A gentleman has ease without familiarity, is respectful without meanness; genteel without affectation, insinuating without seeming art.
      - [Gentlemen : Manners]

A joker is near akin to a buffoon; and neither of them is the least related to wit.
      - [Jesting]

A light supper, a good night's sleep, and a fine morning have often made a hero of the same man who, by indigestion, a restless night, and a rainy morning, would have proved a coward.
      - [Heroism]

A man who owes a little can clear it off in a very little time, and, if he is a prudent man, will; whereas a man, who by long negligence, owes a great deal, despairs of ever being able to pay, and therefore never looks into his accounts at all.
      - [Debt]

A man's fortune is frequently decided by his first address. If pleasing, others at once conclude he has merit; but if ungraceful, they decide against him.
      - [Manners]

A man's good-breeding is the best security against another's bad manners.
      - [Good Breeding]

A man's own good breeding is the best security against other people's ill manners.
      - [Manners]

A man's penmanship is an unfailing index of his character, moral and mental, and a criterion by which to judge his peculiarities of taste and sentiments.
      - in "Letters to His Son by the Earl of Chesterfield on the Fine Art of Becoming a Man of the World"
        [Penmanship]

A proper secrecy is the only mystery of able men; mystery is the only secrecy of weak and cunning ones.
      - [Mystery]

A vulgar man is captious and jealous; eager and impetuous about trifles.

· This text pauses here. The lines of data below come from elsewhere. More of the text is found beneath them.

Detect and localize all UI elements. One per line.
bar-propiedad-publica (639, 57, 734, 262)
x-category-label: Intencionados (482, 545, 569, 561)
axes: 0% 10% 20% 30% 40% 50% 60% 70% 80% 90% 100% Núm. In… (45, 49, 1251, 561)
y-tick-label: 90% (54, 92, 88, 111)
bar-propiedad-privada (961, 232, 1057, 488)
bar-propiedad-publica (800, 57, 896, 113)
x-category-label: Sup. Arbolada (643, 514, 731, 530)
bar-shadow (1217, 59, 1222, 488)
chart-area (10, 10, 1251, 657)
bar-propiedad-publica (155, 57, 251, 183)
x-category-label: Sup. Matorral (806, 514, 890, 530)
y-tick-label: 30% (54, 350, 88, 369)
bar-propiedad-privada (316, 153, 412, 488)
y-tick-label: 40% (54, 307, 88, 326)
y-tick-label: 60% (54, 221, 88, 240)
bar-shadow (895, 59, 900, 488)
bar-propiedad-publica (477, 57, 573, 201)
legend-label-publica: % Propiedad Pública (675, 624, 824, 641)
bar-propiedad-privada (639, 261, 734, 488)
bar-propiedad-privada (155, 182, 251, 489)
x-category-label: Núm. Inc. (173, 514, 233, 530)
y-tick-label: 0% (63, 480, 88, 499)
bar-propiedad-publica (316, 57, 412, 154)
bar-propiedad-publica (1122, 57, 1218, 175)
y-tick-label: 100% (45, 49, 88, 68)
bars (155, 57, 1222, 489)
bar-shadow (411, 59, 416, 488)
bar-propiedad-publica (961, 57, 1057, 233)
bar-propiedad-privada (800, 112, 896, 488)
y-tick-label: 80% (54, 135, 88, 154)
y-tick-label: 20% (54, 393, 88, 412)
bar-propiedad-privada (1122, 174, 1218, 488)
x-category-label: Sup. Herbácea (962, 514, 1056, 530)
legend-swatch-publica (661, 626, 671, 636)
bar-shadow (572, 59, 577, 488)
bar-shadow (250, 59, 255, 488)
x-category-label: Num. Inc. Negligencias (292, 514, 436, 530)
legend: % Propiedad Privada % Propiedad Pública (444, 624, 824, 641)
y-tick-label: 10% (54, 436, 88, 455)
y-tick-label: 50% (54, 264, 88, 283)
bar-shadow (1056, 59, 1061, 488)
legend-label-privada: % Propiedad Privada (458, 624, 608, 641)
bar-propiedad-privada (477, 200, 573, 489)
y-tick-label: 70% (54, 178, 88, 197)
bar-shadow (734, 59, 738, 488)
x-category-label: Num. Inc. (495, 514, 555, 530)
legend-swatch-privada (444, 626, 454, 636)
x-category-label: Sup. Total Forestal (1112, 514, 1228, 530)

He suspects himself to be slighted, and thinks everything that is said meant at him.
      - [Coxcomb]

A weak mind is like a microscope, which magnifies trifling things, but cannot receive great ones.
      - [Mind]

Advice is seldom welcome; and those who want it the most always like it the least.
      - [Advice]

Aim at perfection in everything, though in most things it is unattainable; however, they who aim at it, and persevere, will come much nearer to it than those whose laziness and despondency make them give it up as unattainable.
      - [Perfection]

An able man shows his spirit by gentle words and resolute actions.
      - [Ability]

Anything that is worth doing at all is worth doing well.
      - [Doing]

Assurance and intrepidity, under the white banner of seeming modesty, clear the way to merit that would otherwise be discouraged by difficulties.
      - [Assurance]

Awkwardness is a more real disadvantage than it is generally thought to be; it often occasions ridicule, it always lessens dignity.
      - [Awkwardness]

Be wiser than other people if you can, but do not tell them so.
      - [Wisdom]

Be your character what it will, it will be known; and nobody will take it upon your word.
      - [Egotism]

Cautiously avoid talking of the domestic affairs either of yourself or of other people. Yours are nothing to them but tedious gossip, theirs are nothing to you.
      - [Talking]

Ceremonies are the outworks of manners.
      - [Ceremony]

Character must be kept bright as well as clean.
      - [Character]

Choose the company of your superiors whenever you can have it.
      - [Associates]

Compliments of congratulation are always kindly taken, and cost nothing but pen, ink and paper. I consider them as draughts upon good breeding, where the exchange is always greatly in favor of the drawer.